Since 2008, all sorts of stocks have moved in lockstep, with companies of all stripes being alternately rewarded or punished with rising or falling stock prices -- completely apart from the inherent value of the stock. But that trend may be on the way out.
From the story "Global stock correlations plunge as Morgan Stanley buys":
A measure of how much the 2,073 companies in the FTSE All-World Developed Index (FTAD01) swing in unison has dropped 31 percent since June, the biggest retreat since at least 1993, according to data compiled by Societe Generale SA and Bloomberg. The indicator ended last month at the lowest level since 2007.
The latest reading of Societe Generale's indicator shows that fears of global risk could be abating, but looser ties among asset classes may not hang around for long, according to Bloomberg.
"Lower correlations won't last because threats to the global economy haven't disappeared, according to Supriya Menon, who helps oversee $400 billion as a strategist at Pictet & Cie. in Geneva," Bloomberg reports.
Boosting the benefits of diversification
In the market downturn that began in 2008, nearly every asset class got smashed. Unless you were heavily invested in cash and very safe Treasuries, it's unlikely your portfolio emerged unscathed.

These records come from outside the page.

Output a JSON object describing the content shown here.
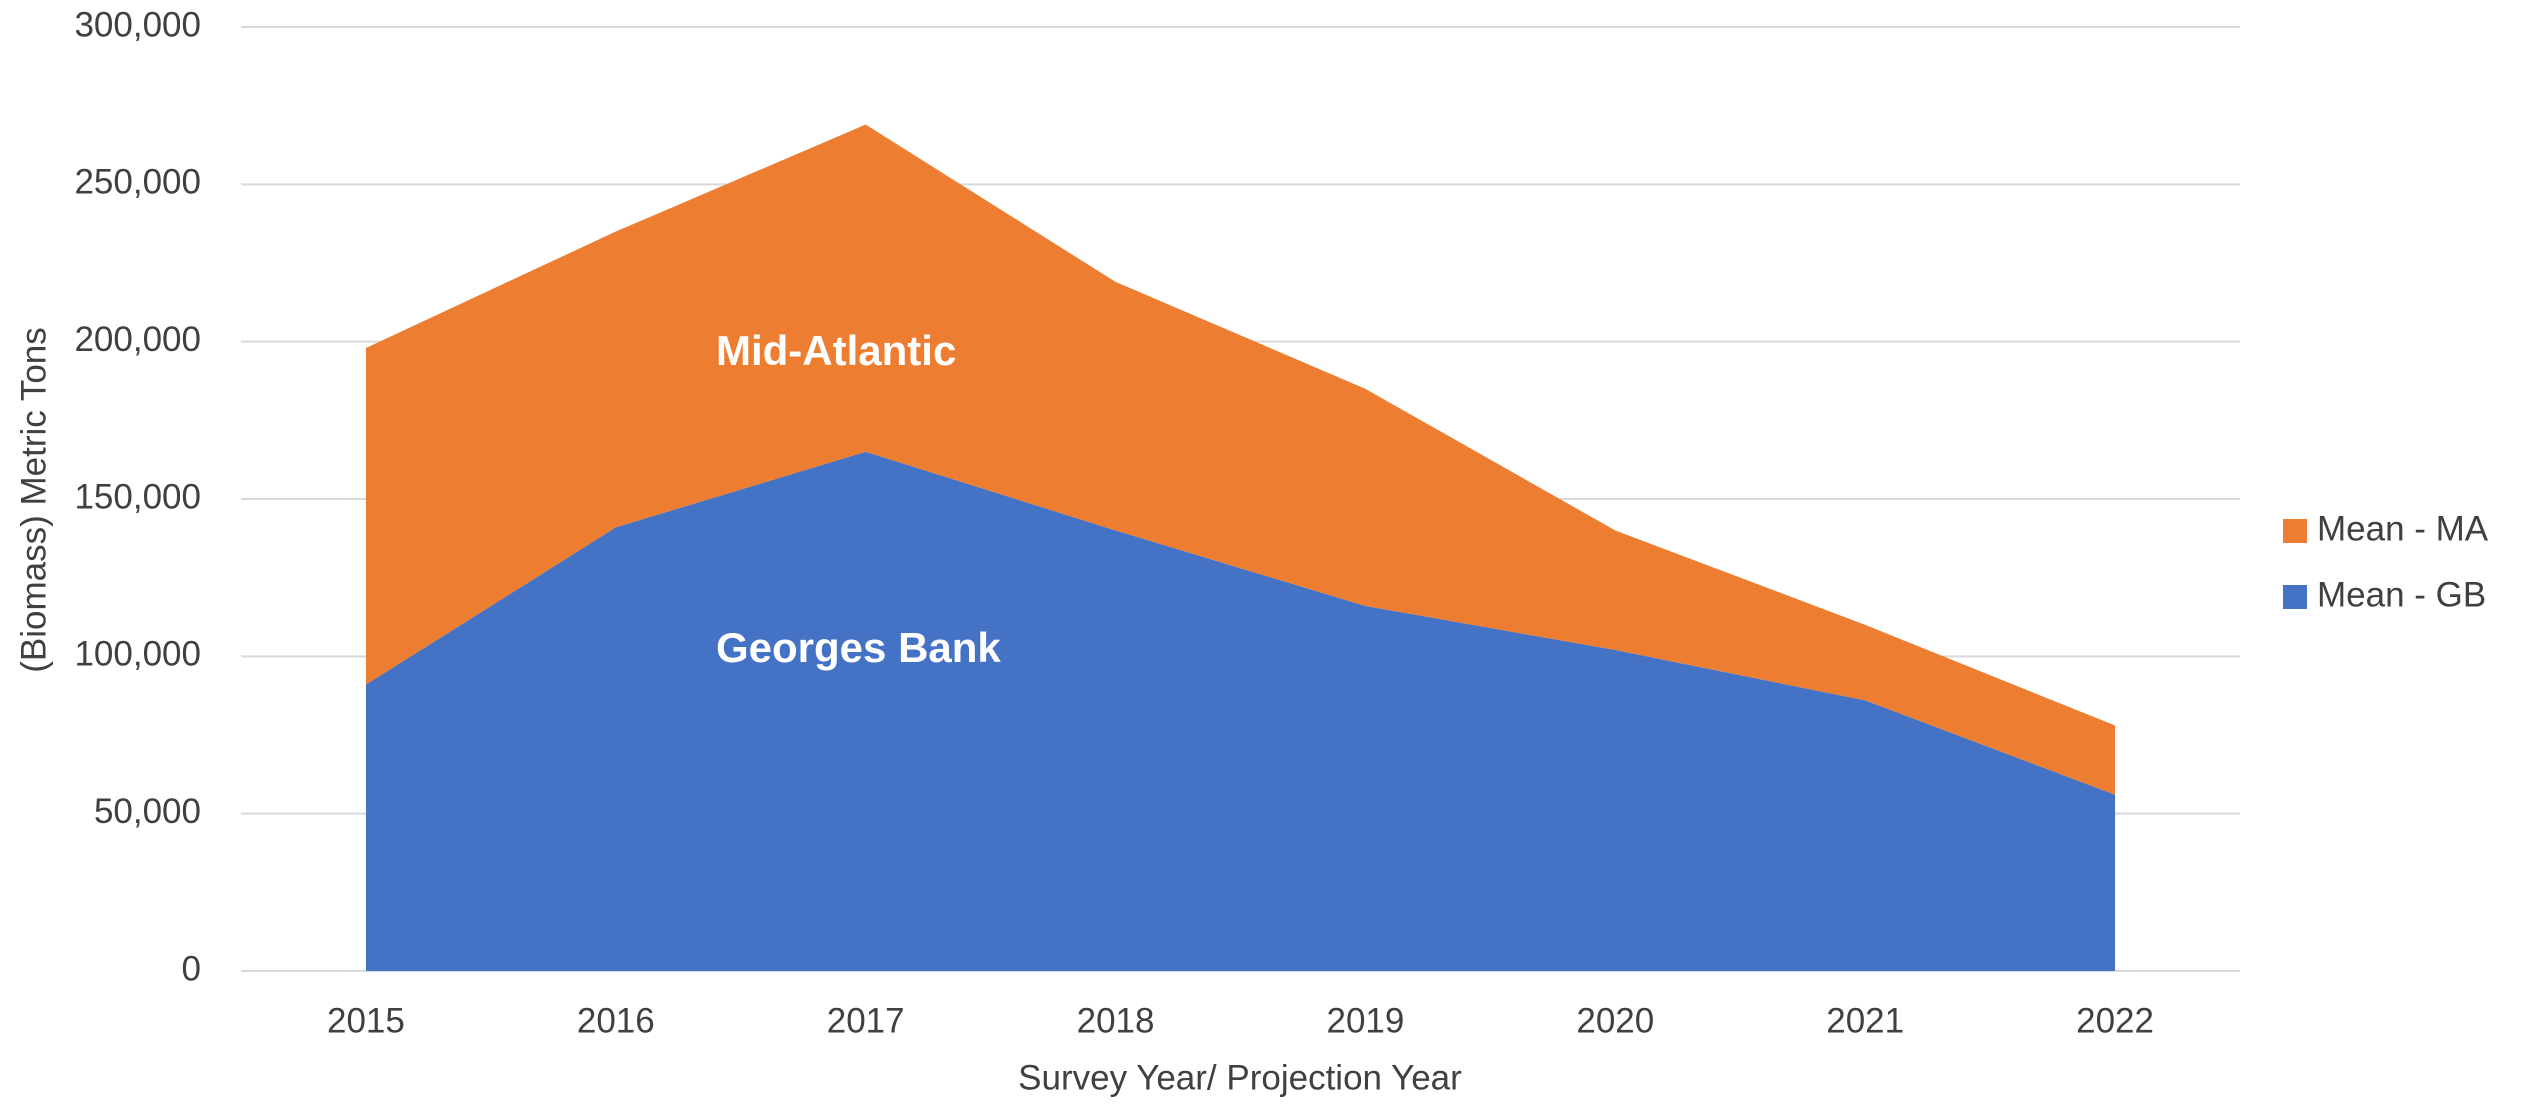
{
  "chart_data": {
    "type": "stacked_area",
    "x_label": "Survey Year/ Projection Year",
    "y_label": "(Biomass) Metric Tons",
    "categories": [
      "2015",
      "2016",
      "2017",
      "2018",
      "2019",
      "2020",
      "2021",
      "2022"
    ],
    "series": [
      {
        "name": "Mean - GB",
        "color": "#4472c4",
        "values": [
          91000,
          141000,
          165000,
          140000,
          116000,
          102000,
          86000,
          56000
        ]
      },
      {
        "name": "Mean - MA",
        "color": "#ed7d31",
        "values": [
          107000,
          94000,
          104000,
          79000,
          69000,
          38000,
          24000,
          22000
        ]
      }
    ],
    "annotations": [
      "Mid-Atlantic",
      "Georges Bank"
    ],
    "ylim": [
      0,
      300000
    ],
    "yticks": [
      {
        "value": 0,
        "label": "0"
      },
      {
        "value": 50000,
        "label": "50,000"
      },
      {
        "value": 100000,
        "label": "100,000"
      },
      {
        "value": 150000,
        "label": "150,000"
      },
      {
        "value": 200000,
        "label": "200,000"
      },
      {
        "value": 250000,
        "label": "250,000"
      },
      {
        "value": 300000,
        "label": "300,000"
      }
    ],
    "grid": true,
    "legend": "right"
  }
}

In the ensuing years of linked returns among asset classes, the obvious conclusion might have been: What's the point of diversification? Highly diversified portfolios were likely less dented in the 2008-2009 market crash than an all-stock portfolio, and they were more likely to experience higher growth in the aftermath than an all-cash portfolio, according to Fidelity Investment's Viewpoints article from last October, "The pros' guide to diversification."
From the story:
While it may have felt like diversification failed during the downturn, it didn't. The major asset classes are not perfectly correlated, only more highly correlated. There's a difference -- it means that diversification still helped contain portfolio losses, only the benefit was lower than before the market decline.
While rising correlations indicate a heightened sensitivity to risk, the opposite is also true: Falling asset correlations indicate that markets may be putting aside the hair trigger, which could be a sign of good times on the horizon for the stock market -- or at least a more "normal" environment.
"When asset classes are tightly correlated, that is indicative of a market top. That's when the market becomes dangerous," says Jeff Sica, president and chief investment officer of Sica Wealth Management in Morristown, N.J.
When everything goes up at the same time, more than likely it will all go down at the same time as well.
"When there is more balanced correlation, stocks will appreciate as bonds decline, and commodities will be completely uncorrelated. That's when you see a healthy market, and it's more indicative of where the market should be," says Sica.